Miniature Washington Cathedral to be created with Lego bricks

The completed Lego cathedral will be 7 feet tall, 13 feet long and 8 feet wide — about the size of a minivan.

A computer-generated view of the altar area for the new “Let There Be Lego!” project to build a miniature, 13-foot-long scale model of the Washington National Cathedral out of 400,000 Lego bricks. Image courtesy of Washington National Cathedral

Washington National Cathedral Dean Randy Hollerith, at the podium, announces the start of the “Let There Be Lego!” fundraising project at the Washington National Cathedral on March 1, 2019. A miniature replica of the cathedral will be built with about 400,000 Lego bricks. RNS photo by Adelle M. Banks

WASHINGTON (RNS) — With boy choristers singing their version of “Everything Is Awesome,” the Washington National Cathedral unveiled the foundation of a Lego replica of the cathedral that will be built as a fundraiser over the next several years.

The “Let There Be Lego!” initiative was inspired by a similar project at Durham Cathedral in England. It aims to help the District of Columbia cathedral raise the $19 million still needed to pay for the $34 million in damages from a 2011 earthquake.


The compact church will be constructed with an estimated 400,000 bricks and will weigh about 1,350 pounds, planners said Friday (Mar. 1). There will be 112 Lego gargoyles, and it will take 9,000 bricks to make the cathedral’s signature “Creation” rose window. While the stone building took 83 years to build, officials predict the model will take between two and three years.

Charles Fulcher, director of the cathedral’s visitor programs, said the project is a new way to welcome the hundreds of thousands of people who visit the Gothic edifice every year.

“This is a way for visitors to be hands-on in the life of the cathedral,” he said.

At the unveiling, Fulcher recalled stories of people who saw the blocks of Indiana limestone outside the real edifice as it took shape.

“They never actually picked up those blocks of limestone and put them on the building,” he said.

He envisions visitors purchasing bricks — at $2 apiece, small or large — and placing them in the model before heading into the sanctuary for a guided tour and seeing the real location of the spot they built in miniature. Volunteers will place bricks purchased by people online in the model, located in a room once used for a rare-book library.

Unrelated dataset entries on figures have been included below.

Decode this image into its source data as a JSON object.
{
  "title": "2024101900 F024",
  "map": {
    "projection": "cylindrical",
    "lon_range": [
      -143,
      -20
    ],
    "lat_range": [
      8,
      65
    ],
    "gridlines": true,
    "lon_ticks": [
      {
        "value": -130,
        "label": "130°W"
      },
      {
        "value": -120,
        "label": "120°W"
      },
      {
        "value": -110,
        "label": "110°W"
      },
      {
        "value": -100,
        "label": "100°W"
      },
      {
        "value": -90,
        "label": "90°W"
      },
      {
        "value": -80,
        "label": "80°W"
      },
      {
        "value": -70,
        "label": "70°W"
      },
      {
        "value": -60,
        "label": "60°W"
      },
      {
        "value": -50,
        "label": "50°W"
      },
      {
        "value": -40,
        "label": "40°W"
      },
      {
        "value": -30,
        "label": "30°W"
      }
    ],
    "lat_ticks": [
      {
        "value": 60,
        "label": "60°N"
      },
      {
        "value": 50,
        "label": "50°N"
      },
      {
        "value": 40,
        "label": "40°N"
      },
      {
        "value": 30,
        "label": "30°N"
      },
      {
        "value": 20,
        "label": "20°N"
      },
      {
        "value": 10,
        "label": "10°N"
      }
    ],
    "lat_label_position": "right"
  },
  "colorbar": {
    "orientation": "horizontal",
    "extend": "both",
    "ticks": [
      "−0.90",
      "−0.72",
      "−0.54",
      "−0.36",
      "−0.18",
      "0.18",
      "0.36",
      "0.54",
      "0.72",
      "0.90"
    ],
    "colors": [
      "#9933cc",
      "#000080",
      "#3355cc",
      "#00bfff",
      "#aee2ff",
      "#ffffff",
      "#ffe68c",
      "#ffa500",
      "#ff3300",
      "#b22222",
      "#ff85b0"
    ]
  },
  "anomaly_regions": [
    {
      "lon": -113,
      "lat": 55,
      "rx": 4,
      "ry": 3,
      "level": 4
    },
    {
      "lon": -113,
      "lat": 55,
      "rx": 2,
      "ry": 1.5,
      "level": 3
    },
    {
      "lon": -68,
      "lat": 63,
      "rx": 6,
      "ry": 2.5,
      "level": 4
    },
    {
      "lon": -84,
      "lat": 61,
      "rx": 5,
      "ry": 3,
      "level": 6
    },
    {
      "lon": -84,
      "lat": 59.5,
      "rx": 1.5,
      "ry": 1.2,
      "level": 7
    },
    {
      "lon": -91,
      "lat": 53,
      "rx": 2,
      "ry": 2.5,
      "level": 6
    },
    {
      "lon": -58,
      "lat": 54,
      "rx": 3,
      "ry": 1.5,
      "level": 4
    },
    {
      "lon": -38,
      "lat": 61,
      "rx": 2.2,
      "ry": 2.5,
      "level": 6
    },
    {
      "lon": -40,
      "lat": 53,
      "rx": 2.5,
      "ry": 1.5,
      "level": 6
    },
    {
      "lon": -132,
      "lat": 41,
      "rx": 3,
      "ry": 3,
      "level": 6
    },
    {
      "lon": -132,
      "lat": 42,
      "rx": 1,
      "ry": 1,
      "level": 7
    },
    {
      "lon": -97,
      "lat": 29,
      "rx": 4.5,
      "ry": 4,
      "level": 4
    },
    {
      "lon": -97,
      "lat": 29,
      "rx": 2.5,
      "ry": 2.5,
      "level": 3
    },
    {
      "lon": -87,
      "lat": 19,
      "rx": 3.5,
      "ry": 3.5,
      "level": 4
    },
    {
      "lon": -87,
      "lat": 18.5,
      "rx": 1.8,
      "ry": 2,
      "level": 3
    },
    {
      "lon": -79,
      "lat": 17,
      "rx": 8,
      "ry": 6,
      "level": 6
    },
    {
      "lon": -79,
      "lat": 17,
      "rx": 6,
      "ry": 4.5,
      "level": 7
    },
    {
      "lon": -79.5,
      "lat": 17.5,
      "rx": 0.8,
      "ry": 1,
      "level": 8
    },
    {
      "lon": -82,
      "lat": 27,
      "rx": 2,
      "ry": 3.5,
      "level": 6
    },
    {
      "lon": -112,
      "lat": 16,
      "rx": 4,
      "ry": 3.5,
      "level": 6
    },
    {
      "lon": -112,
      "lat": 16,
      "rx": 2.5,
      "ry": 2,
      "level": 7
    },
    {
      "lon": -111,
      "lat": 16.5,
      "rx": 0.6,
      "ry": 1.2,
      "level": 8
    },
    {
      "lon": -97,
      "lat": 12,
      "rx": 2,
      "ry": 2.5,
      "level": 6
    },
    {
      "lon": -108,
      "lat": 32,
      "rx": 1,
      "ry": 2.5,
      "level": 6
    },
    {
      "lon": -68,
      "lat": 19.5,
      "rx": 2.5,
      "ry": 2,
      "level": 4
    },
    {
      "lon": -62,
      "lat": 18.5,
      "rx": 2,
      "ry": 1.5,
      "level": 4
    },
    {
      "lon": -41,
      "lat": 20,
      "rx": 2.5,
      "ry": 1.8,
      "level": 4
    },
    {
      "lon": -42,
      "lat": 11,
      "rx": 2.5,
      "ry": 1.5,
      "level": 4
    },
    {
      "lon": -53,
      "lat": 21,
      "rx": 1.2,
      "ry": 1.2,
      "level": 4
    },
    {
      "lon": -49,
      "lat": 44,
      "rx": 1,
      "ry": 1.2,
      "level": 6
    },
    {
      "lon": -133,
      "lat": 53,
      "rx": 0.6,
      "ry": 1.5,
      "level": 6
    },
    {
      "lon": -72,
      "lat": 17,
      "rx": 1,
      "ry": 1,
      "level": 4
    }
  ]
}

The completed Lego cathedral will be 7 feet tall, 13 feet long and 8 feet wide — about the size of a minivan.

Washington Cathedral Dean Randy Hollerith said he hopes that the cathedral, an Episcopal congregation that bills itself as a “house of prayer for all people,” can be a place for fun even as people learn more about it and help to restore it. The project, he said, will fill the cathedral with joy.

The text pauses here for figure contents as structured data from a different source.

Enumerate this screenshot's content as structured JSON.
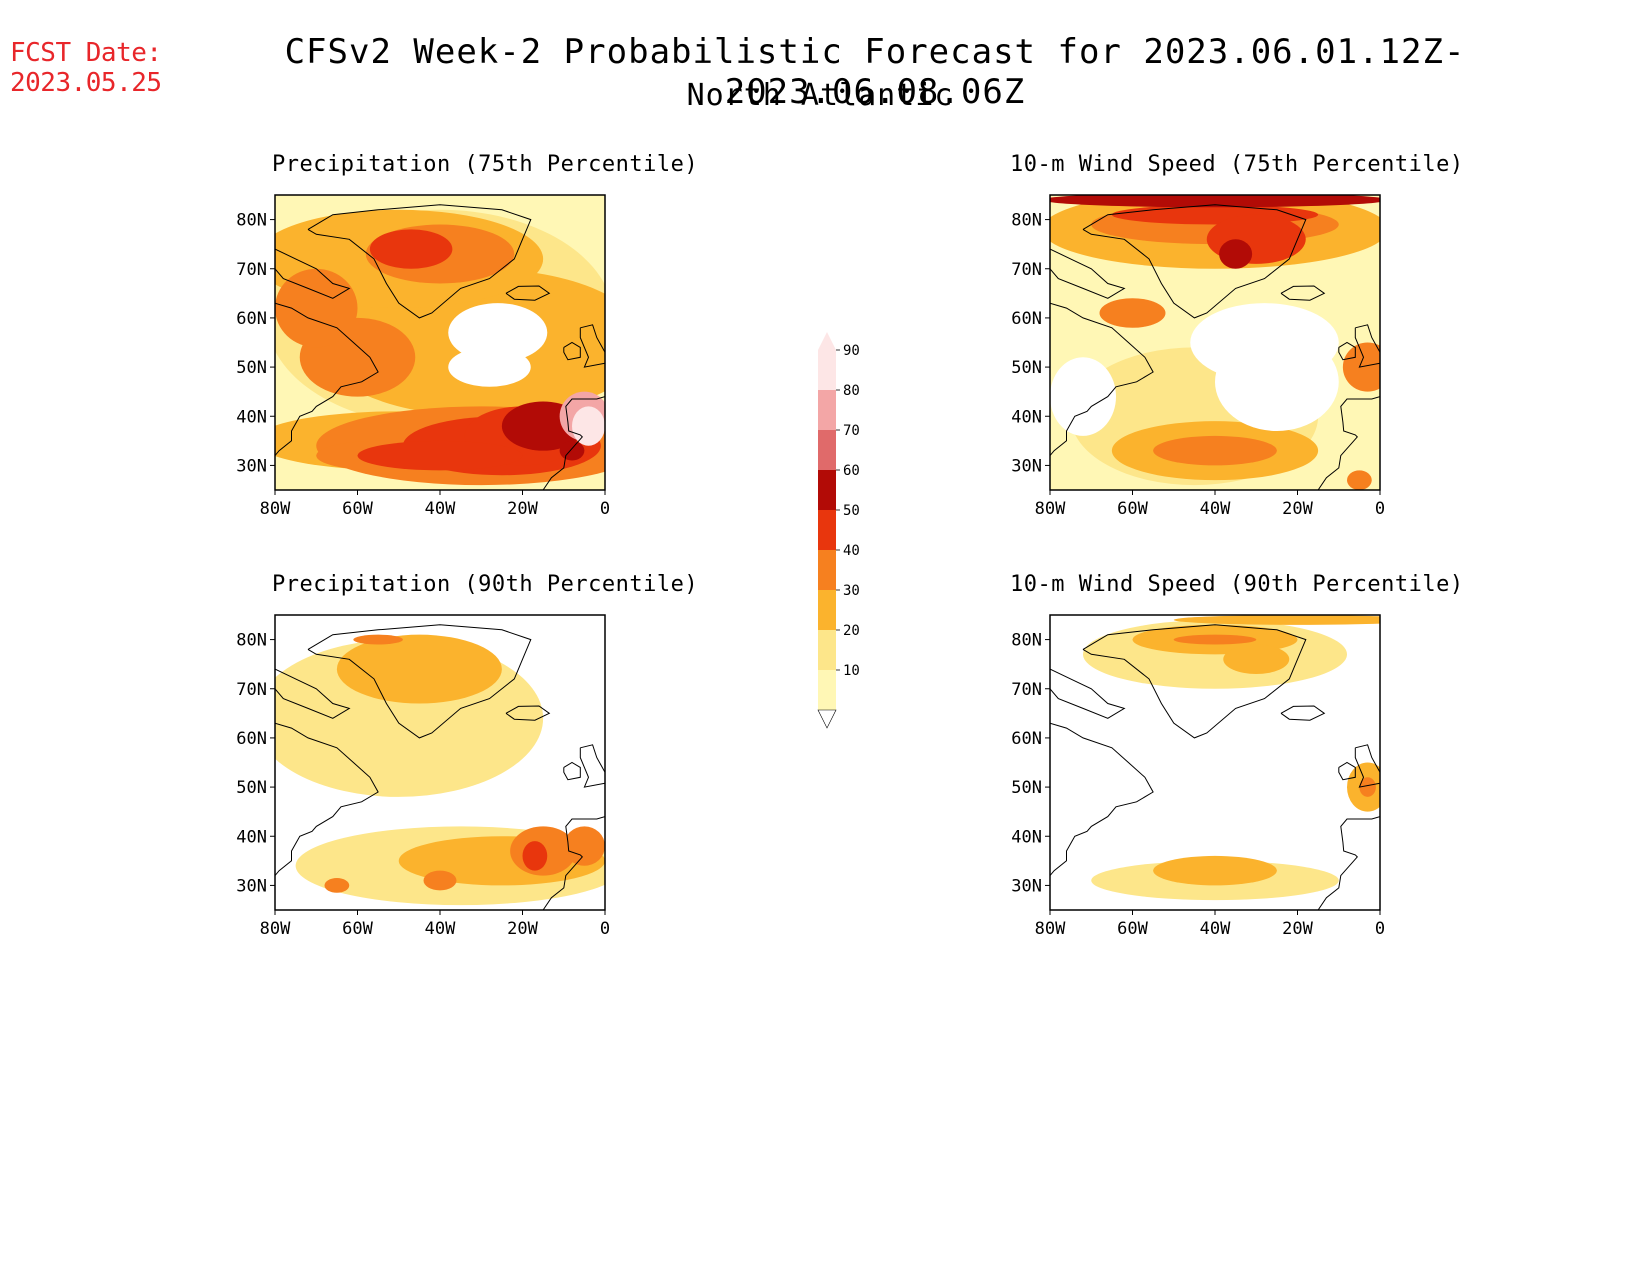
{
  "forecast_date": {
    "label": "FCST Date:",
    "value": "2023.05.25"
  },
  "title": "CFSv2 Week-2 Probabilistic Forecast for 2023.06.01.12Z-2023.06.08.06Z",
  "subtitle": "North Atlantic",
  "panels": [
    {
      "id": "precip-75",
      "title": "Precipitation (75th Percentile)"
    },
    {
      "id": "wind-75",
      "title": "10-m Wind Speed (75th Percentile)"
    },
    {
      "id": "precip-90",
      "title": "Precipitation (90th Percentile)"
    },
    {
      "id": "wind-90",
      "title": "10-m Wind Speed (90th Percentile)"
    }
  ],
  "lat_labels": [
    "80N",
    "70N",
    "60N",
    "50N",
    "40N",
    "30N"
  ],
  "lon_labels": [
    "80W",
    "60W",
    "40W",
    "20W",
    "0"
  ],
  "colorbar": {
    "levels": [
      "10",
      "20",
      "30",
      "40",
      "50",
      "60",
      "70",
      "80",
      "90"
    ],
    "colors": [
      "#fff7b5",
      "#fde68a",
      "#fbb32d",
      "#f6801f",
      "#e8360d",
      "#b20b06",
      "#e06a6a",
      "#f3a6a6",
      "#fde6e6"
    ]
  },
  "map_extent": {
    "lon": [
      -80,
      0
    ],
    "lat": [
      25,
      85
    ]
  }
}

“Faith without joy, as far as I’m concerned, is no faith at all,” he said. “So we are really excited about this project.”

The mini-cornerstone-laying ceremony was an unusual mixture of the holy and the humorous, as Teddy, the mascot of the Washington Nationals baseball team, stood by cathedral clergy, grinning, clapping and evoking memories of President Theodore Roosevelt at the laying of the cornerstone of the real cathedral.

Hollerith and the Rev. Jan Cope, cathedral provost, walked around the foundation of the model — paid for with early donations — and blessed it with holy water using boxwood branches.

The Rev. Dana Corsello, vicar of the cathedral, uttered the blessing for the occasion, asking for divine guidance for each hand that lays each brick from “God the architect, Jesus the carpenter and the Holy Spirit illuminating your majesty from within and without.”


“Everything is awesome,” she concluded, voicing the oft-repeated refrain featured in “The LEGO Movie.”

Ed Diment, creative director of Bright Bricks, a United Kingdom-based company that partnered with the cathedral on the project, said the digital process of designing the model was comparable to playing with actual Legos. Volunteers will be guiding visitors with instructions similar to those provided in sets sold in stores.

True to the design of the actual cathedral, Diment said, the model, being built in the room next to a gift shop, will include a tiny version of the model itself.

So there will be “a cathedral inside a cathedral inside a cathedral.”